Back in the days of Disgusted from Tunbridge Wells pop musical offensiveness — even if, as it so often was, calculated — could still be regarded as a by-product of sexual or social or political purposes. Now the offensiveness is the only point, which renders both Disgusted and Lucy, as such, pointless. Their disgust is not a response to but a necessary working part of the artistic experience, if such it be, of the video of “Monster.”
In the current number of The New York Review of Books, a review by Dan Chiasson of The Anthology of Rap, edited by Adam Bradley and Andrew DuBois (from Yale University Press, no less) explains the dynamic:
The spectacle of “thug life,” with its cast of pimps, ho’s, and hustlers, attracted white audiences, who enjoy it when black people call one another names. At the height of hip-hop’s popularity, something like 70 percent of its audience was white. And so the prophecy fulfilled itself, and rappers, catering to white audiences’ expectations that they embody the most prurient fantasies of blackness, started to play past each other, to the bored white teenagers looking on.
It would seem that what Lucy Jones is complaining about is the fact that those bored white teenagers — the ones who continue to listen in spite of their boredom — simply require more and more in the way of stimulation to get their kicks. This process has now reached the point where the attempted offensiveness has assumed such a level of grotesquerie that it can no longer be really offensive but only ridiculous. Mr Chiasson seems to acknowledge this in quoting from Eminem:
Now who’s the king of these rude ludicrous lucrative lyrics?
Who could inherit the title, put the youth in hysterics?
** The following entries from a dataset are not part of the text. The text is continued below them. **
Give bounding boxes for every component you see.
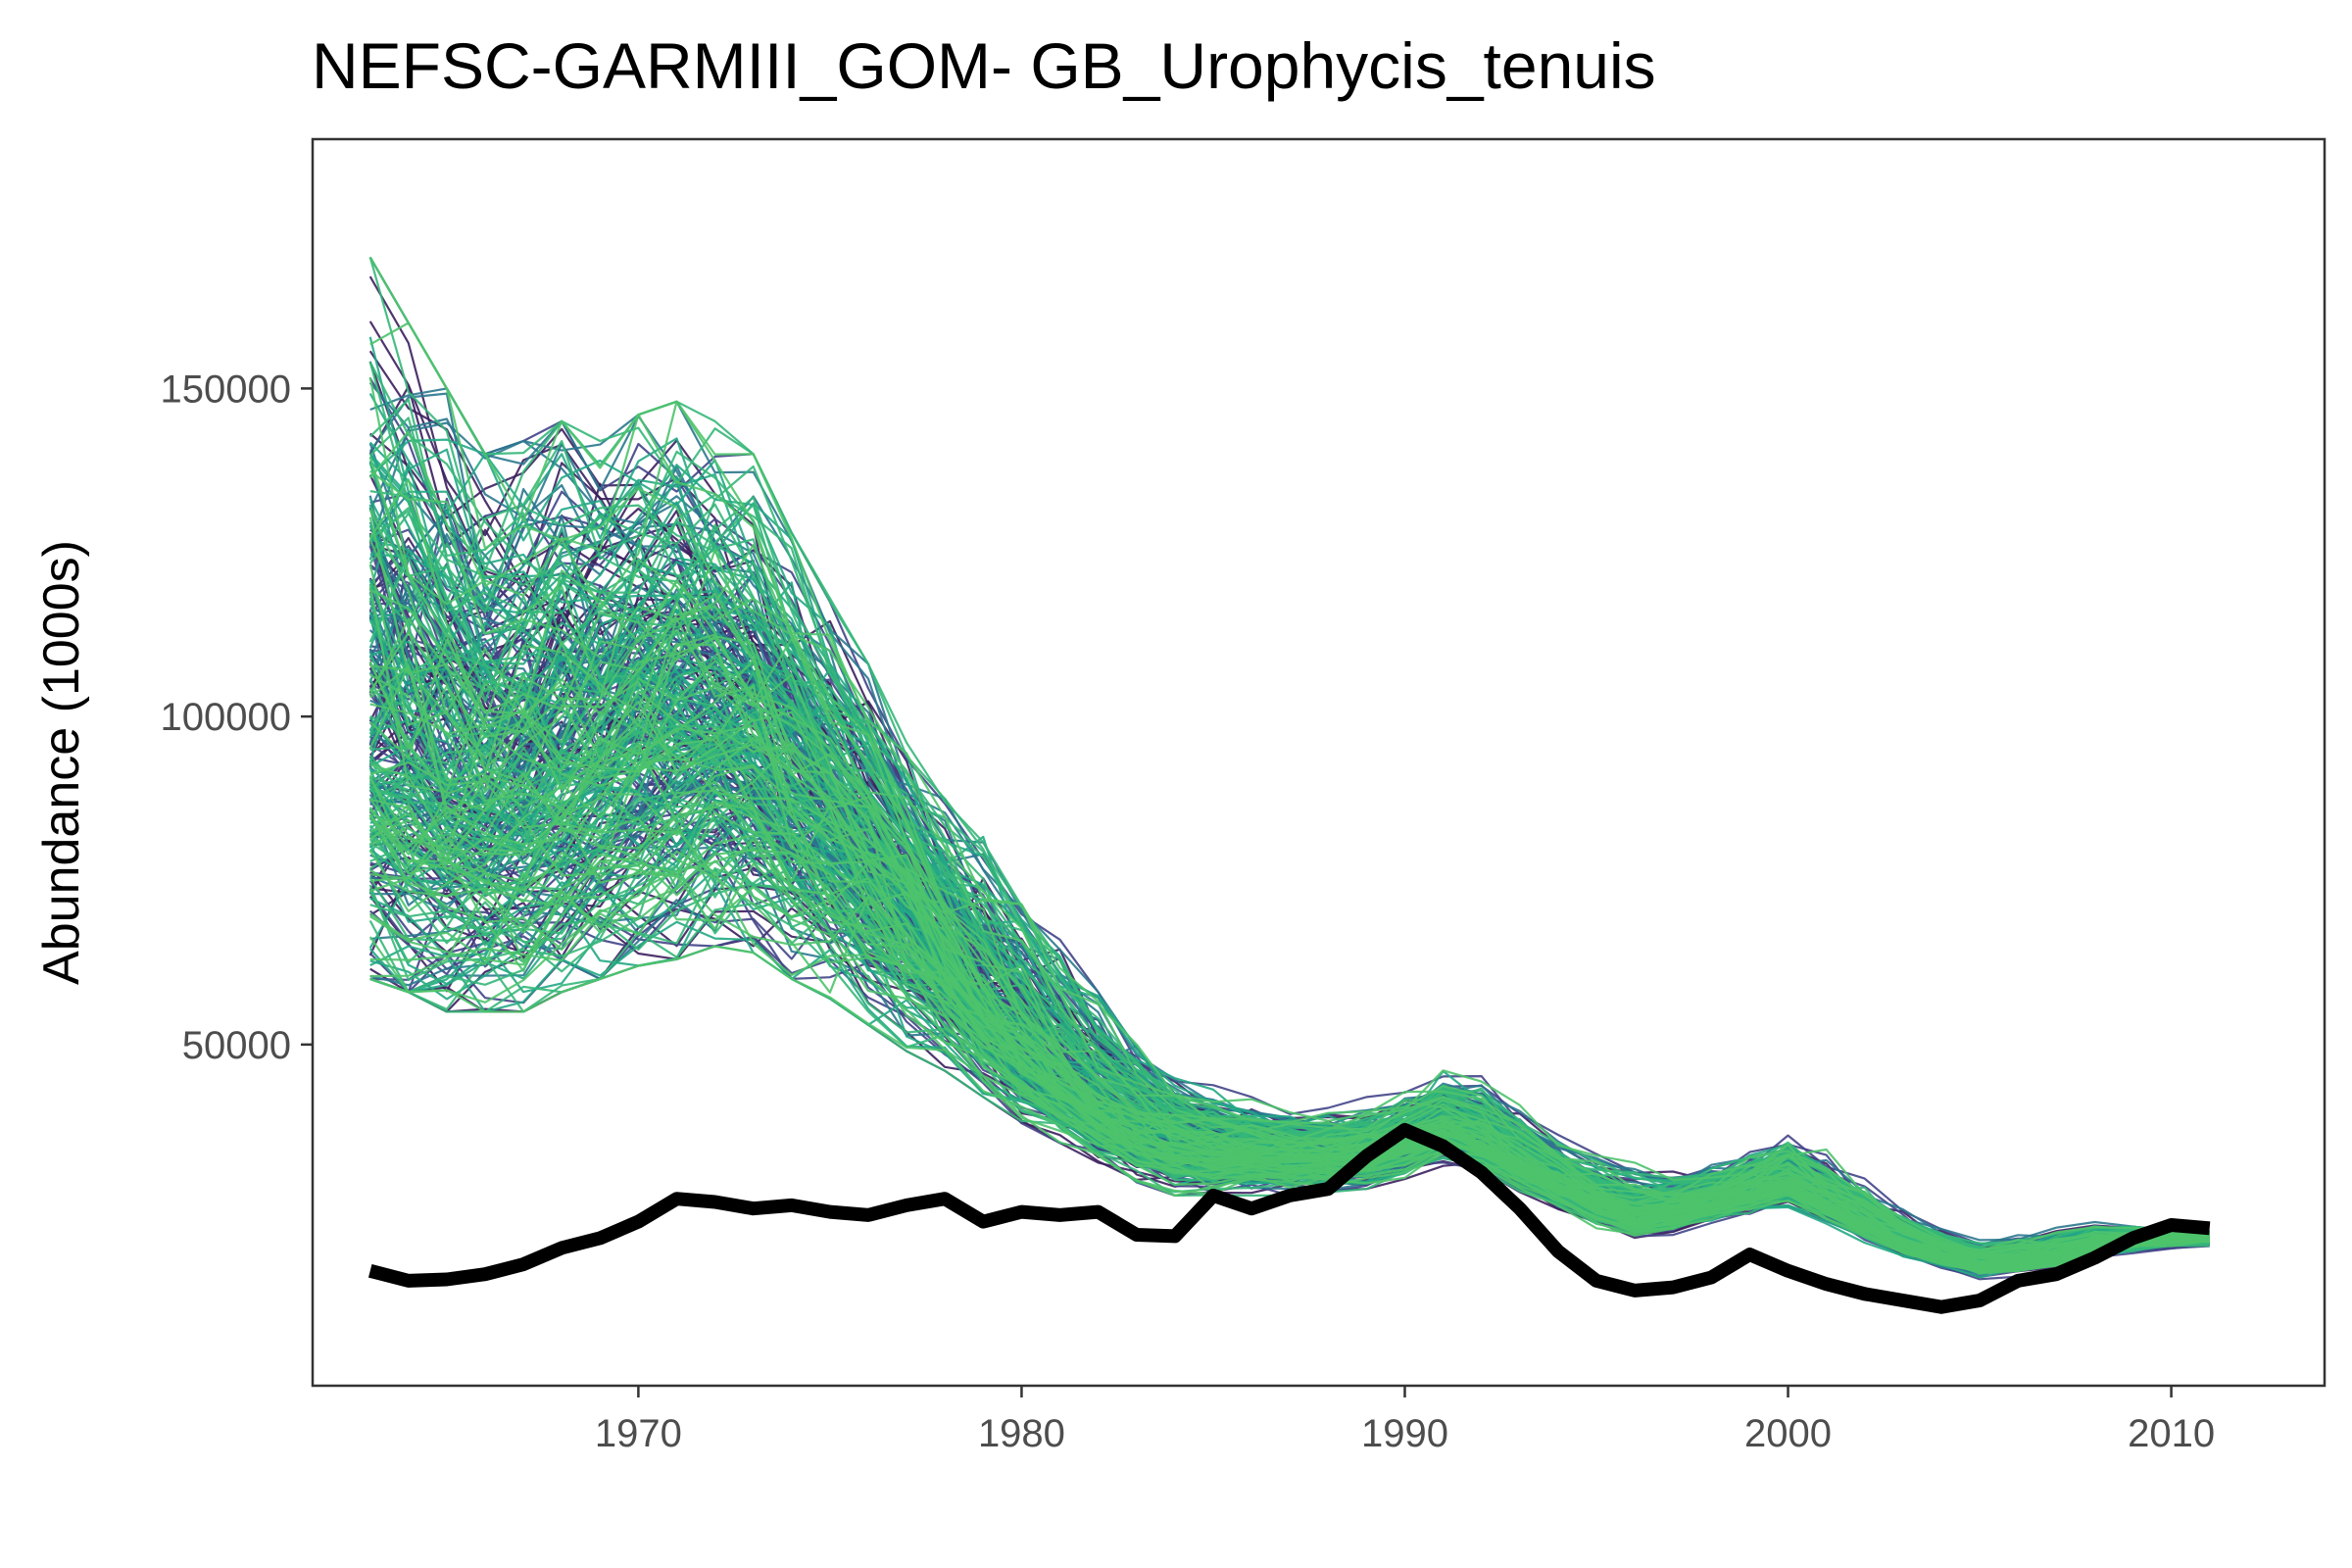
observed-series-line — [368, 1122, 2211, 1314]
simulation-run-line — [368, 850, 2210, 1273]
simulation-run-line — [369, 839, 2210, 1270]
simulation-run-line — [369, 846, 2210, 1270]
y-axis: 50000 100000 150000 — [161, 368, 313, 1067]
simulation-run-line — [369, 853, 2210, 1267]
x-axis: 1970 1980 1990 2000 2010 — [595, 1386, 2215, 1455]
simulation-run-line — [369, 673, 2210, 1263]
simulation-run-line — [368, 256, 2210, 1246]
simulation-run-line — [369, 636, 2210, 1257]
y-tick-label: 150000 — [161, 368, 291, 411]
simulation-run-line — [368, 643, 2210, 1266]
simulation-run-line — [369, 321, 2210, 1257]
x-tick-label: 1970 — [595, 1412, 682, 1455]
y-axis-label: Abundance (1000s) — [33, 540, 90, 985]
x-tick-label: 2000 — [1744, 1412, 1832, 1455]
chart-title: NEFSC-GARMIII_GOM- GB_Urophycis_tenuis — [312, 29, 1656, 102]
simulation-lines — [368, 256, 2210, 1281]
series-lines — [368, 1122, 2211, 1314]
y-tick-label: 50000 — [182, 1024, 291, 1067]
simulation-run-line — [369, 862, 2210, 1270]
plot-panel-border — [311, 137, 2327, 1388]
x-tick-label: 2010 — [2128, 1412, 2215, 1455]
y-tick-label: 100000 — [161, 696, 291, 739]
simulation-run-line — [369, 664, 2210, 1251]
simulation-run-line — [369, 743, 2210, 1267]
simulation-run-line — [369, 856, 2210, 1273]
simulation-run-line — [368, 847, 2210, 1271]
simulation-run-line — [369, 832, 2210, 1274]
x-tick-label: 1980 — [978, 1412, 1065, 1455]
simulation-run-line — [368, 892, 2210, 1265]
simulation-run-line — [369, 665, 2210, 1262]
simulation-run-line — [368, 256, 2210, 1254]
simulation-run-line — [369, 763, 2210, 1270]
x-tick-label: 1990 — [1361, 1412, 1448, 1455]
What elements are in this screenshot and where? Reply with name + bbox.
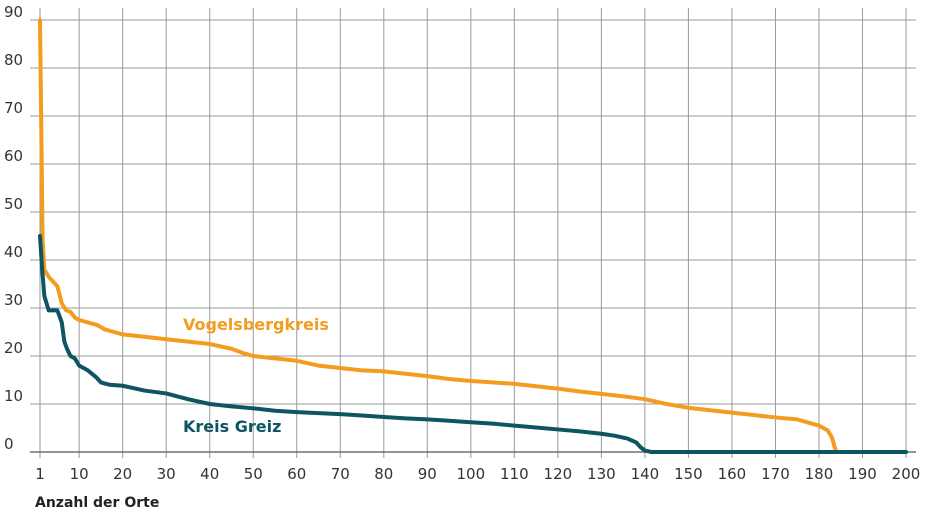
x-axis-ticks: 1 10 20 30 40 50 60 70 80 90 100 110 120 130 140 150 160…: [35, 465, 920, 483]
series-label-vogelsbergkreis: Vogelsbergkreis: [183, 315, 329, 334]
x-axis-title: Anzahl der Orte: [35, 495, 159, 511]
series-line-vogelsbergkreis: [38, 18, 839, 454]
y-tick-label: 40: [4, 243, 23, 261]
y-tick-label: 60: [4, 147, 23, 165]
x-tick-label: 50: [244, 465, 263, 483]
x-tick-label: 40: [200, 465, 219, 483]
x-tick-label: 180: [805, 465, 834, 483]
x-tick-label: 60: [287, 465, 306, 483]
x-tick-label: 190: [848, 465, 877, 483]
x-tick-label: 1: [35, 465, 45, 483]
y-tick-label: 10: [4, 387, 23, 405]
x-tick-label: 120: [544, 465, 573, 483]
y-axis-ticks: 0 10 20 30 40 50 60 70 80 90: [4, 3, 23, 453]
y-tick-label: 90: [4, 3, 23, 21]
x-tick-label: 30: [157, 465, 176, 483]
x-tick-label: 160: [718, 465, 747, 483]
series-line-kreis-greiz: [38, 234, 908, 454]
x-tick-label: 10: [70, 465, 89, 483]
y-tick-label: 30: [4, 291, 23, 309]
x-tick-label: 200: [892, 465, 921, 483]
y-tick-label: 0: [4, 435, 14, 453]
x-tick-label: 90: [418, 465, 437, 483]
y-tick-label: 70: [4, 99, 23, 117]
series-labels: Vogelsbergkreis Kreis Greiz: [183, 315, 329, 436]
x-tick-label: 170: [761, 465, 790, 483]
grid: [30, 8, 916, 458]
x-tick-label: 20: [113, 465, 132, 483]
y-tick-label: 50: [4, 195, 23, 213]
y-tick-label: 20: [4, 339, 23, 357]
x-tick-label: 150: [674, 465, 703, 483]
series-label-kreis-greiz: Kreis Greiz: [183, 417, 281, 436]
x-tick-label: 140: [631, 465, 660, 483]
series-lines: [38, 18, 908, 454]
y-tick-label: 80: [4, 51, 23, 69]
x-tick-label: 100: [457, 465, 486, 483]
x-tick-label: 70: [331, 465, 350, 483]
x-tick-label: 130: [587, 465, 616, 483]
x-tick-label: 80: [374, 465, 393, 483]
x-tick-label: 110: [500, 465, 529, 483]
But he doesn’t seem to notice that the answer to the question is nobody. If “the youth” are taking necrophilia and cannibalism in their stride, we can safely say that hysterics went out with Disgusted of Tunbridge Wells. Kanye is doubtless as cut up about this as his corpse-lovers, so presumably he will welcome the evidence provided by Miss Jones that someone can still be offended by him.